Better check your facts. Yale pays almost no property taxes to New Haven. Yale paid only $4.9 million in taxes in 2018, but New Haven claims the University should be paying twenty-six times that amount. Yale has far far fewer CT residents attending than UConn. Yale is also reluctant to focus on commercially valuable research. The financial future of Connecticut rests with UConn given its new STEM and entrepreneurial focus.
Also, as of 2019 tuition and fees fund approximately 41 percent of UConn's annual operating budget. UConn's state support funds 26 percent, with the rest of the budget coming from auxiliary revenue, research grants and philanthropy.
Which facts do I need to check? UConn, as you stated yourself, is funded through tax payer dollars.

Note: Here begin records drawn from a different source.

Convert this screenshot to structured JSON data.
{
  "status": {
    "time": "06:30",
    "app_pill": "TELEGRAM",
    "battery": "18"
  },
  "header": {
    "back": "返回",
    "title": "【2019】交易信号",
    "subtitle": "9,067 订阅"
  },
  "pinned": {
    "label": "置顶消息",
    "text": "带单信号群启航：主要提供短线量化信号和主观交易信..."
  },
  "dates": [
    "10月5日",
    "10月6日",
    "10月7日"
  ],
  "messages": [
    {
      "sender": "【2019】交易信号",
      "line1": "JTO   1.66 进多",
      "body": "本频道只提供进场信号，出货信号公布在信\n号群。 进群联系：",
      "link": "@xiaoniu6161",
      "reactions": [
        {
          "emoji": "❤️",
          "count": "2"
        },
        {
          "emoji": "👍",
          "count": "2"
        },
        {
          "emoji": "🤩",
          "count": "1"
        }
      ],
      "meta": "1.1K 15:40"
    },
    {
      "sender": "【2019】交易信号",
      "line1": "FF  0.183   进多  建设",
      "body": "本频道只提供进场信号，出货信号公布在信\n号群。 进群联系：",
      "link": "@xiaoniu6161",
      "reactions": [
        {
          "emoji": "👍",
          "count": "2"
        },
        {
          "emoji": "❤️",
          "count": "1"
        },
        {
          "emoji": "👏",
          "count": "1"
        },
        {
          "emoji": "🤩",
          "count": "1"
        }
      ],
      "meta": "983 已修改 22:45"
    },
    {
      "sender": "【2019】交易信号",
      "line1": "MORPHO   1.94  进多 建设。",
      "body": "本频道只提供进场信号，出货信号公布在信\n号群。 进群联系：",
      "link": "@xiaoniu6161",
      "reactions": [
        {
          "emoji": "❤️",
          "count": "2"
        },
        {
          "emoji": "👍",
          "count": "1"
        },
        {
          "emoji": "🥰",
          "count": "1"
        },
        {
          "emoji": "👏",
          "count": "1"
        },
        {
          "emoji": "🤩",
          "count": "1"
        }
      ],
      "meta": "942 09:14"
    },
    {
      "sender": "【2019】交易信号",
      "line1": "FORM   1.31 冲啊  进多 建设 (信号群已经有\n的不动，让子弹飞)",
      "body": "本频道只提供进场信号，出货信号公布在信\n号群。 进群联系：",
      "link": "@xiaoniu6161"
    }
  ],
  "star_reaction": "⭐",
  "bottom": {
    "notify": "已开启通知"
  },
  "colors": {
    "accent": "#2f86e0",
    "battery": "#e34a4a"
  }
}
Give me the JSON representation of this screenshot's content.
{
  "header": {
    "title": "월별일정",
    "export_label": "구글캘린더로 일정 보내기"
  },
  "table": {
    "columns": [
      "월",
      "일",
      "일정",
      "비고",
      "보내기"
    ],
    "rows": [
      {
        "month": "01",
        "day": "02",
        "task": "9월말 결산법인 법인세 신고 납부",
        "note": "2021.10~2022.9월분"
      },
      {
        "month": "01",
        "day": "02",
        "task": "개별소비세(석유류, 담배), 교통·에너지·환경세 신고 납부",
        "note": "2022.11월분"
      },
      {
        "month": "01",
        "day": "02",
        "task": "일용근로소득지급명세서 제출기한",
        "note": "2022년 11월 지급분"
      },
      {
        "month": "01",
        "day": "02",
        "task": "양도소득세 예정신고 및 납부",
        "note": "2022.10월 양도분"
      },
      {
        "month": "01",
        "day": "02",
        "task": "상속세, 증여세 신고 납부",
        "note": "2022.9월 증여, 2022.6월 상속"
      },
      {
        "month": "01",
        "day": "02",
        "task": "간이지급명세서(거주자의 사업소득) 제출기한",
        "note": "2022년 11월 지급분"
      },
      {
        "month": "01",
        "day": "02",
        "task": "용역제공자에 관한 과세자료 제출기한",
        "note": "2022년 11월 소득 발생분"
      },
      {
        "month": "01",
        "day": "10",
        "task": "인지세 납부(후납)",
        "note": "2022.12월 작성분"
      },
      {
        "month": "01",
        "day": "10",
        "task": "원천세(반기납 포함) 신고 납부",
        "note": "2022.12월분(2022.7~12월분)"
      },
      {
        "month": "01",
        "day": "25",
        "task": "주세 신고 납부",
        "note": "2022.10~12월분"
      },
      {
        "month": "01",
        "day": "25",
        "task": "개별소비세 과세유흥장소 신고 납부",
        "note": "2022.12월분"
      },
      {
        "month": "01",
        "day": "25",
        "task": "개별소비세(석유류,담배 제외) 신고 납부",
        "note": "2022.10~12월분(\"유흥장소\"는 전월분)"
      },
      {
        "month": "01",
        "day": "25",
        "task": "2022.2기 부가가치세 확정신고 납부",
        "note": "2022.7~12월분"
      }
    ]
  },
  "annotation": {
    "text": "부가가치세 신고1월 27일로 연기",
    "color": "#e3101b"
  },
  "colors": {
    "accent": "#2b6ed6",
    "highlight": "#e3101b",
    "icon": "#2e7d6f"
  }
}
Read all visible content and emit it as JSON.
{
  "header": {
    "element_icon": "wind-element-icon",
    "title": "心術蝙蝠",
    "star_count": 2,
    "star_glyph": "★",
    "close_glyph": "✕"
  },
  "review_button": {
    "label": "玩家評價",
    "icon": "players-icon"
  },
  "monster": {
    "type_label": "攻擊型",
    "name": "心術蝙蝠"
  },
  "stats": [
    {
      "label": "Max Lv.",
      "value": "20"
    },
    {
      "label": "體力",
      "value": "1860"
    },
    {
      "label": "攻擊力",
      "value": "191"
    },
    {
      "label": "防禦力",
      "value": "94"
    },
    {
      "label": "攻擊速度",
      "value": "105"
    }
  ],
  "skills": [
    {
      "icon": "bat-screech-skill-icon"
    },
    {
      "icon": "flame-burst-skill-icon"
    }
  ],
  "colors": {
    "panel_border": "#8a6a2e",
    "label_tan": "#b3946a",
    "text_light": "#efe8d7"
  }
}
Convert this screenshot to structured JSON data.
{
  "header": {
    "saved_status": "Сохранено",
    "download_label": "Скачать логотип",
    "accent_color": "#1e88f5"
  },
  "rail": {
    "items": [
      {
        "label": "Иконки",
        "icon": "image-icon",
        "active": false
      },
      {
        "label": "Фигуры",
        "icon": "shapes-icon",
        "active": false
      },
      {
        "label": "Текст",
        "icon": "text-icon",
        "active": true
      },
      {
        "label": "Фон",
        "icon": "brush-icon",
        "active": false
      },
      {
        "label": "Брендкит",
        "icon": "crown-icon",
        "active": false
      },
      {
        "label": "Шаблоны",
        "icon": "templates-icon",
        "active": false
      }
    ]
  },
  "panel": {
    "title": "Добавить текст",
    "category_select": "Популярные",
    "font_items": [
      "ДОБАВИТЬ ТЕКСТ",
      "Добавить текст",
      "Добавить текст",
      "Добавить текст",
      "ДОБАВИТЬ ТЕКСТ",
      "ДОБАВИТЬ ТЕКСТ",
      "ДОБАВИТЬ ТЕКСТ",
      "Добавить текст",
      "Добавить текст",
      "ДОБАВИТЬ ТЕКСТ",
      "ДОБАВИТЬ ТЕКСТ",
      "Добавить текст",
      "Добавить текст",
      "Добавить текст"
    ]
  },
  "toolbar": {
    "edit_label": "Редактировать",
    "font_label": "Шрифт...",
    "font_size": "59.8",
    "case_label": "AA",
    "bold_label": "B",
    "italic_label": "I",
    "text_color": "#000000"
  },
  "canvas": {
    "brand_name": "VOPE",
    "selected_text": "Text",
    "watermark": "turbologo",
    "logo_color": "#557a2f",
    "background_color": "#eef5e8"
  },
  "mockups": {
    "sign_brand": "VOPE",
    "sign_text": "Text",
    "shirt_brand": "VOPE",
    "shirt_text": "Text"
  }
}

Like major corporations, colleges have been given tax breaks since the beginning of time. That’s a systemic issue, not a Yale/Connecticut one.
Yale’s failure to focus on commercially valuable research is an arbitrary argument at best.
Yale is a self-funded, private institution - which affords the place the right to admit 0 CT students if it wants.
On the contrary, it’s the largest employer in New Haven, offering trickle down taxes in income, retail, and residential property tax revenue. Could /should Yale do more to help the impoverished, surrounding neighborhoods? Yes, I think they should. But again, that’s a completely different topic that has nothing to do with balancing football schedules.
Would love to hear your alternative. I know you have businesses and schools just banging on the door begging to take over property in the middle of bustling downtown New Haven. But big bad Yale is hardly dragging the city and state down. Look in the mirror of UConn athletics... horrible coaching contracts (Diaco, Ollie), an empty Rent paid for by tax payers for UConn, and the disaster that is the XL Center.